Sharing a first person birth mother story . . .
I very regrettably placed my oldest daughter for adoption, after discovering I was unexpectedly pregnant. I didn’t see her at all the first two years. Then, for the past two years, we have only had day visits. It was going great until a month or two ago. Then, there were a few visits, where she clung onto me, crying and not wanting to leave, when I would drop her back off to at her adoptive mother’s. After the last really dramatic time that happened, a few subsequent visits were cancelled. Then, we had our first visit since, and everything was totally the opposite…
Now, she doesn’t want to be with me AT ALL, when her adoptive mother is dropping her off to be with me. She stopped calling me Mama C and just calls me by my first name. The entire ride home she cried that she wants her mom (adoptive mother). I understand, she is with that lady all the time. I’m glad she loves her but it’s clearly causing my daughter distress now to go with me. I don’t know what changed during those couple of missed visits but something definitely did.
Yesterday, I had my first overnight with her. She didn’t want to go with me at first, the first twenty minutes of our drive, she cried for her adoptive mother but then, she seemed was fine. We had a great day, she played with her little sister and my girlfriend’s son all day. Then bedtime came and she just wanted to go home, wanted her adoptive mom, and just seemed generally upset.

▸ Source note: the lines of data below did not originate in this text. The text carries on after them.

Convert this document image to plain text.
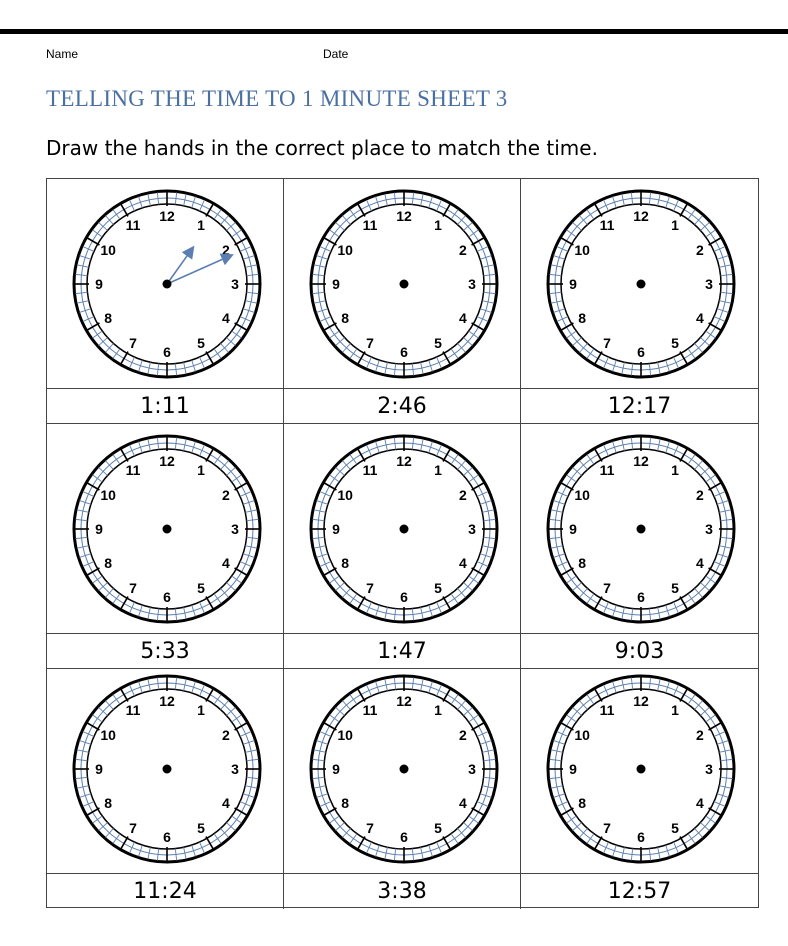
Name	Date
TELLING THE TIME TO 1 MINUTE SHEET 3
Draw the hands in the correct place to match the time.
12
1
2
3
4
5
6
7
8
9
10
11
1:11
12
1
2
3
4
5
6
7
8
9
10
11
2:46
12
1
2
3
4
5
6
7
8
9
10
11
12:17
12
1
2
3
4
5
6
7
8
9
10
11
5:33
12
1
2
3
4
5
6
7
8
9
10
11
1:47
12
1
2
3
4
5
6
7
8
9
10
11
9:03
12
1
2
3
4
5
6
7
8
9
10
11
11:24
12
1
2
3
4
5
6
7
8
9
10
11
3:38
12
1
2
3
4
5
6
7
8
9
10
11
12:57
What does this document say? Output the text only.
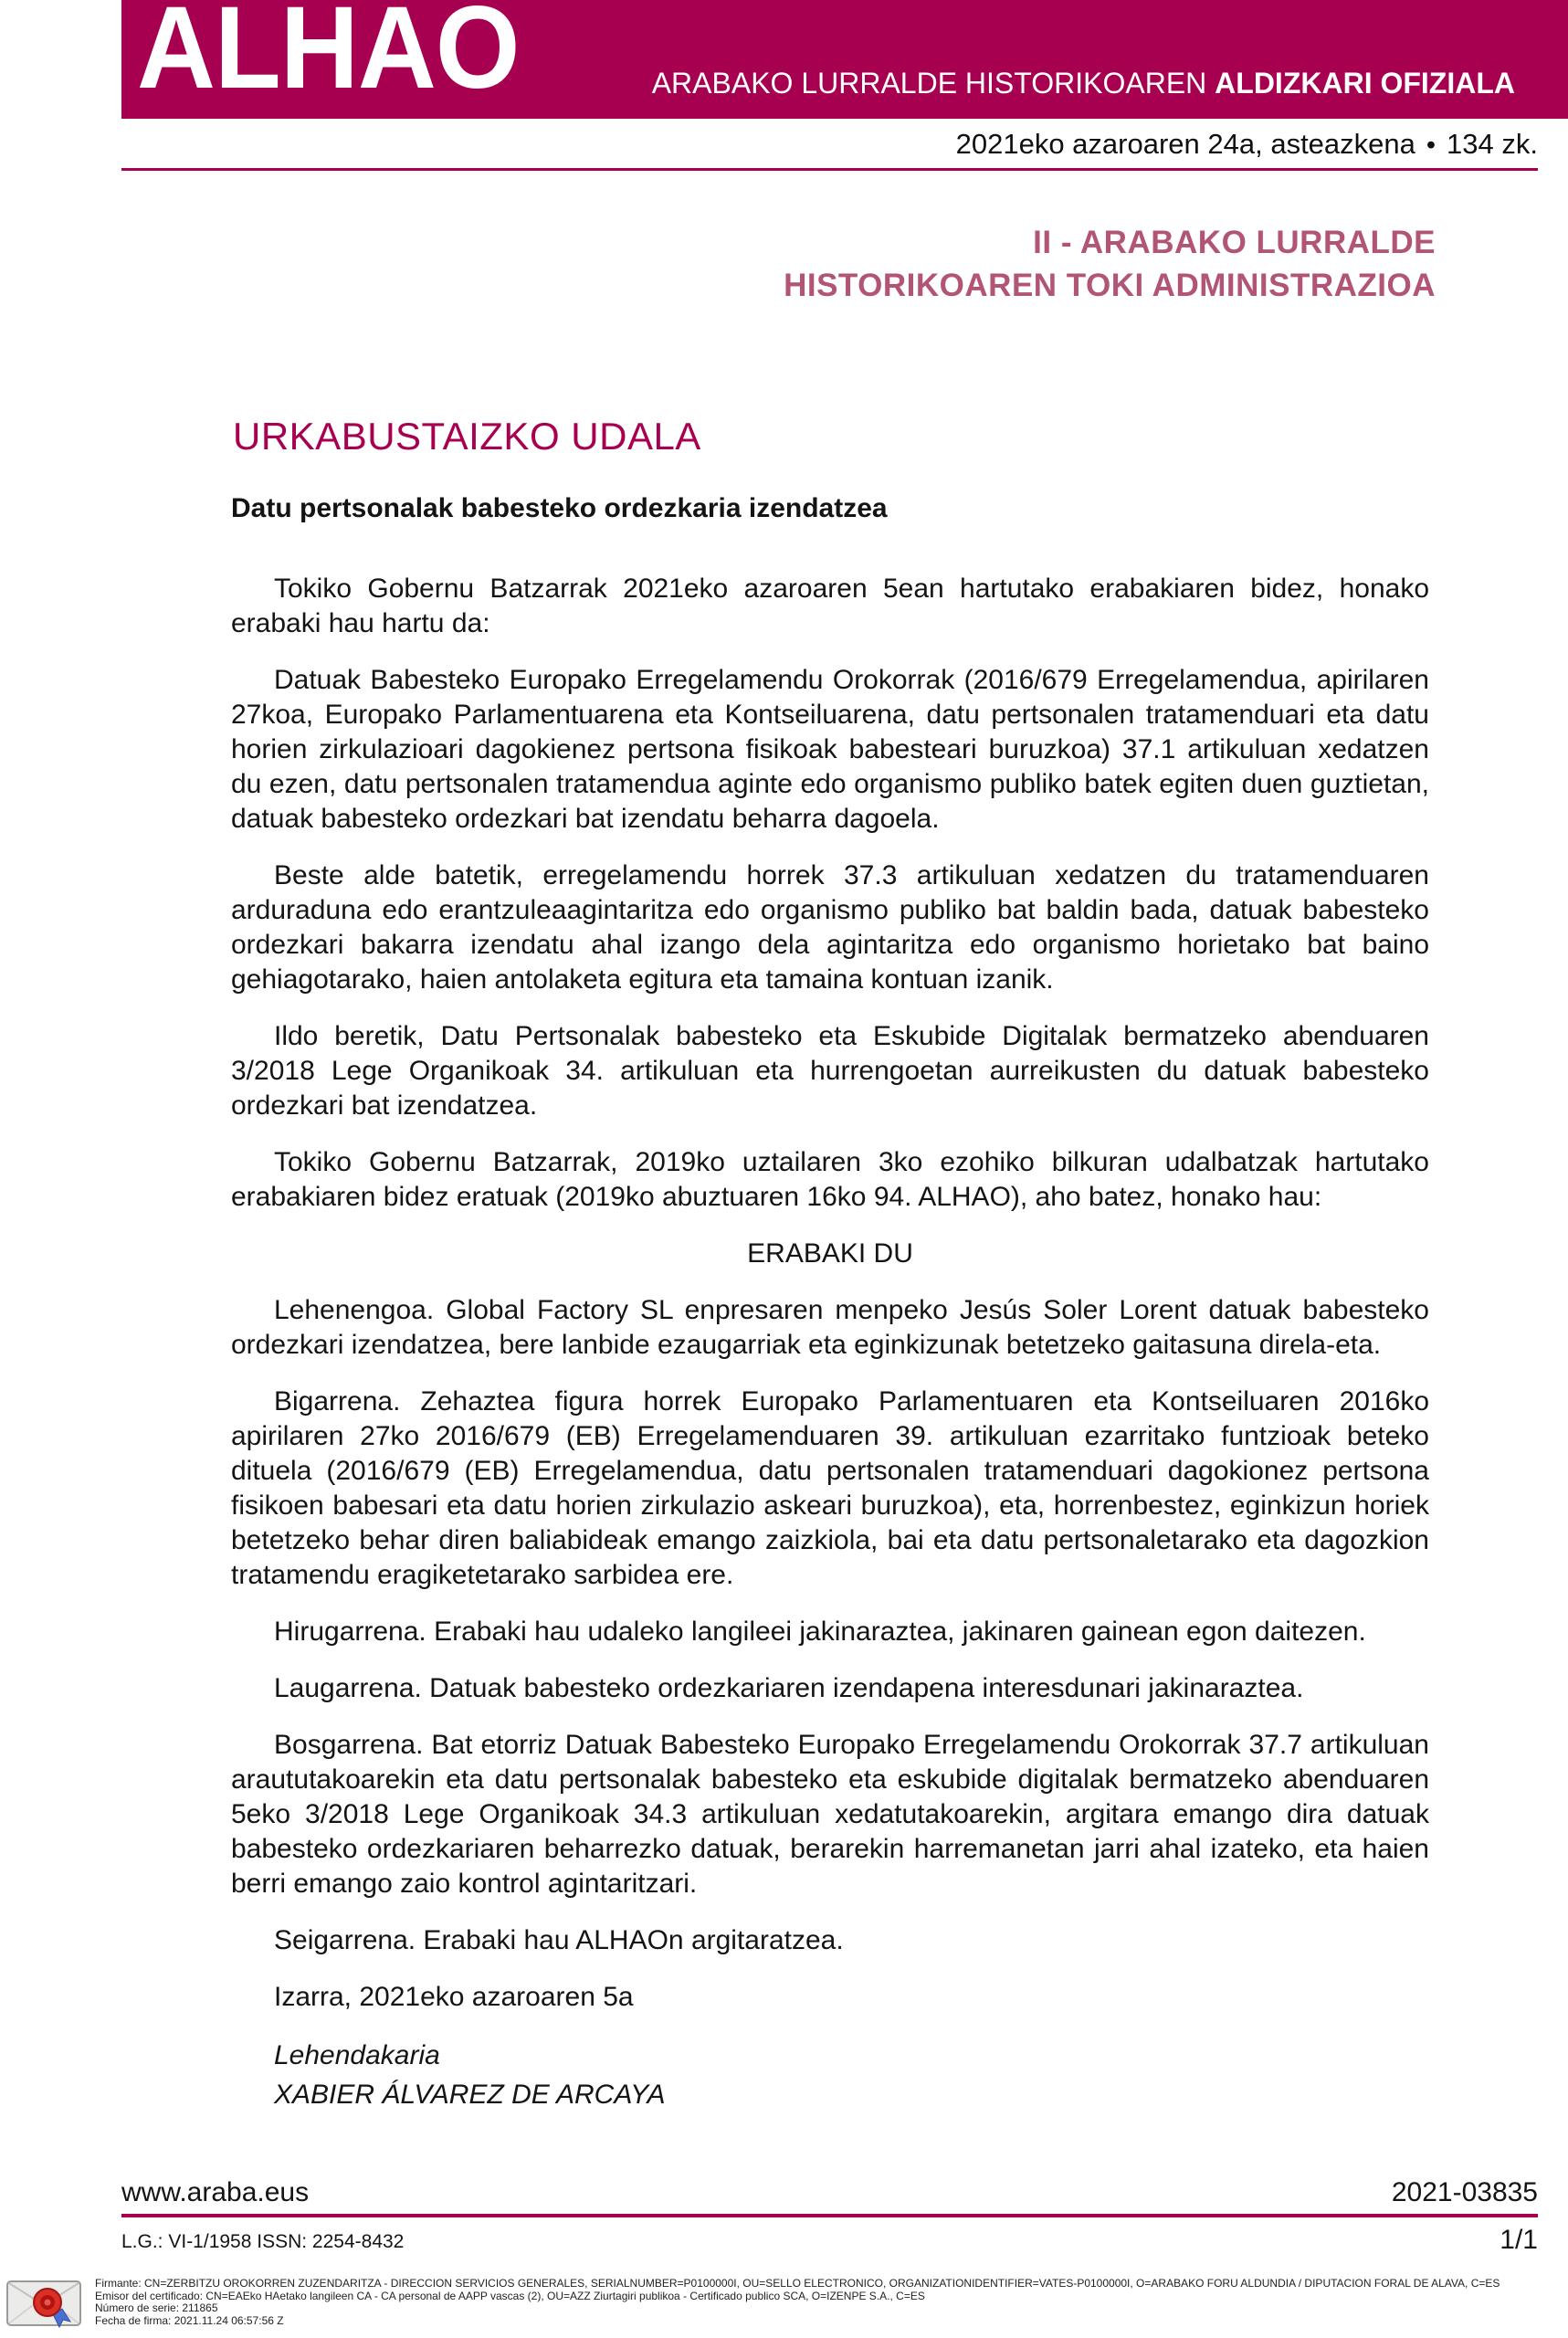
ALHAO	ARABAKO LURRALDE HISTORIKOAREN ALDIZKARI OFIZIALA
2021eko azaroaren 24a, asteazkena • 134 zk.
II - ARABAKO LURRALDE
HISTORIKOAREN TOKI ADMINISTRAZIOA
URKABUSTAIZKO UDALA
Datu pertsonalak babesteko ordezkaria izendatzea

Tokiko Gobernu Batzarrak 2021eko azaroaren 5ean hartutako erabakiaren bidez, honako erabaki hau hartu da:

Datuak Babesteko Europako Erregelamendu Orokorrak (2016/679 Erregelamendua, apirilaren 27koa, Europako Parlamentuarena eta Kontseiluarena, datu pertsonalen tratamenduari eta datu horien zirkulazioari dagokienez pertsona fisikoak babesteari buruzkoa) 37.1 artikuluan xedatzen du ezen, datu pertsonalen tratamendua aginte edo organismo publiko batek egiten duen guztietan, datuak babesteko ordezkari bat izendatu beharra dagoela.

Beste alde batetik, erregelamendu horrek 37.3 artikuluan xedatzen du tratamenduaren arduraduna edo erantzuleaagintaritza edo organismo publiko bat baldin bada, datuak babesteko ordezkari bakarra izendatu ahal izango dela agintaritza edo organismo horietako bat baino gehiagotarako, haien antolaketa egitura eta tamaina kontuan izanik.

Ildo beretik, Datu Pertsonalak babesteko eta Eskubide Digitalak bermatzeko abenduaren 3/2018 Lege Organikoak 34. artikuluan eta hurrengoetan aurreikusten du datuak babesteko ordezkari bat izendatzea.

Tokiko Gobernu Batzarrak, 2019ko uztailaren 3ko ezohiko bilkuran udalbatzak hartutako erabakiaren bidez eratuak (2019ko abuztuaren 16ko 94. ALHAO), aho batez, honako hau:

ERABAKI DU

Lehenengoa. Global Factory SL enpresaren menpeko Jesús Soler Lorent datuak babesteko ordezkari izendatzea, bere lanbide ezaugarriak eta eginkizunak betetzeko gaitasuna direla-eta.

Bigarrena. Zehaztea figura horrek Europako Parlamentuaren eta Kontseiluaren 2016ko apirilaren 27ko 2016/679 (EB) Erregelamenduaren 39. artikuluan ezarritako funtzioak beteko dituela (2016/679 (EB) Erregelamendua, datu pertsonalen tratamenduari dagokionez pertsona fisikoen babesari eta datu horien zirkulazio askeari buruzkoa), eta, horrenbestez, eginkizun horiek betetzeko behar diren baliabideak emango zaizkiola, bai eta datu pertsonaletarako eta dagozkion tratamendu eragiketetarako sarbidea ere.

Hirugarrena. Erabaki hau udaleko langileei jakinaraztea, jakinaren gainean egon daitezen.

Laugarrena. Datuak babesteko ordezkariaren izendapena interesdunari jakinaraztea.

Bosgarrena. Bat etorriz Datuak Babesteko Europako Erregelamendu Orokorrak 37.7 artikuluan araututakoarekin eta datu pertsonalak babesteko eta eskubide digitalak bermatzeko abenduaren 5eko 3/2018 Lege Organikoak 34.3 artikuluan xedatutakoarekin, argitara emango dira datuak babesteko ordezkariaren beharrezko datuak, berarekin harremanetan jarri ahal izateko, eta haien berri emango zaio kontrol agintaritzari.

Seigarrena. Erabaki hau ALHAOn argitaratzea.

Izarra, 2021eko azaroaren 5a

Lehendakaria

XABIER ÁLVAREZ DE ARCAYA

www.araba.eus	2021-03835
L.G.: VI-1/1958 ISSN: 2254-8432	1/1
Firmante: CN=ZERBITZU OROKORREN ZUZENDARITZA - DIRECCION SERVICIOS GENERALES, SERIALNUMBER=P0100000I, OU=SELLO ELECTRONICO, ORGANIZATIONIDENTIFIER=VATES-P0100000I, O=ARABAKO FORU ALDUNDIA / DIPUTACION FORAL DE ALAVA, C=ES
Emisor del certificado: CN=EAEko HAetako langileen CA - CA personal de AAPP vascas (2), OU=AZZ Ziurtagiri publikoa - Certificado publico SCA, O=IZENPE S.A., C=ES
Número de serie: 211865
Fecha de firma: 2021.11.24 06:57:56 Z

I got her to help me put my younger daughter to sleep. I told her we would call her mom, once I got the little one to sleep. My daughter fell asleep with her younger sister. Then, a little after 2 am, she woke up and was very upset, wanted to go home. I told her it was no big deal and we would call her mom and told her she did good by using her voice and telling me what she needs. I told her I understand because when I was her age, up until I was like 13, I would make my mom come get me anytime I tried to spend the night anywhere. I know that feeling she had, a giant pit in your stomach and all you want is your mom, but hers is probably 1000x worse because she’s an adoptee that already has separation trauma. So, we called her adoptive mother and I ended up driving two hours at 2:30 am to take her home. I tried to be silly and play music she liked and sing along (to keep myself awake and to make her feel better) but she was silent the entire drive. She didn’t want to give me a hug or kiss goodbye. She just wanted her adoptive mother.
I don’t know what to do. I know I caused all of this by choosing to put her up for adoption. I chose to drag everyone through a very expensive court case for two years because they were preventing me from seeing her at all. I chose to get shared custody of her in order to remain in her life. I will be honest, I want full custody of her and to keep her with me all of the time. I wish I was the mommy she cried for. But I’m not. At this point, she doesn’t want to go with me any more. She doesn’t want to stay with me and I have to accept that. My heart broke over her distress last night. It is not my desire want to cause her any type of stress or anxiety or pain. I don’t know what to do.
I feel like making her come with me is hurting her right now. But I also feel like, if I step aside and let the visits stop for right now, I’m going to be abandoning her all over again. It would also absolutely break my own heart. But it’s what is best for my daughter. That’s all I care about. I’m bawling my eyes out as I’m writing this. I just want what’s best for her, even if that’s not me right now.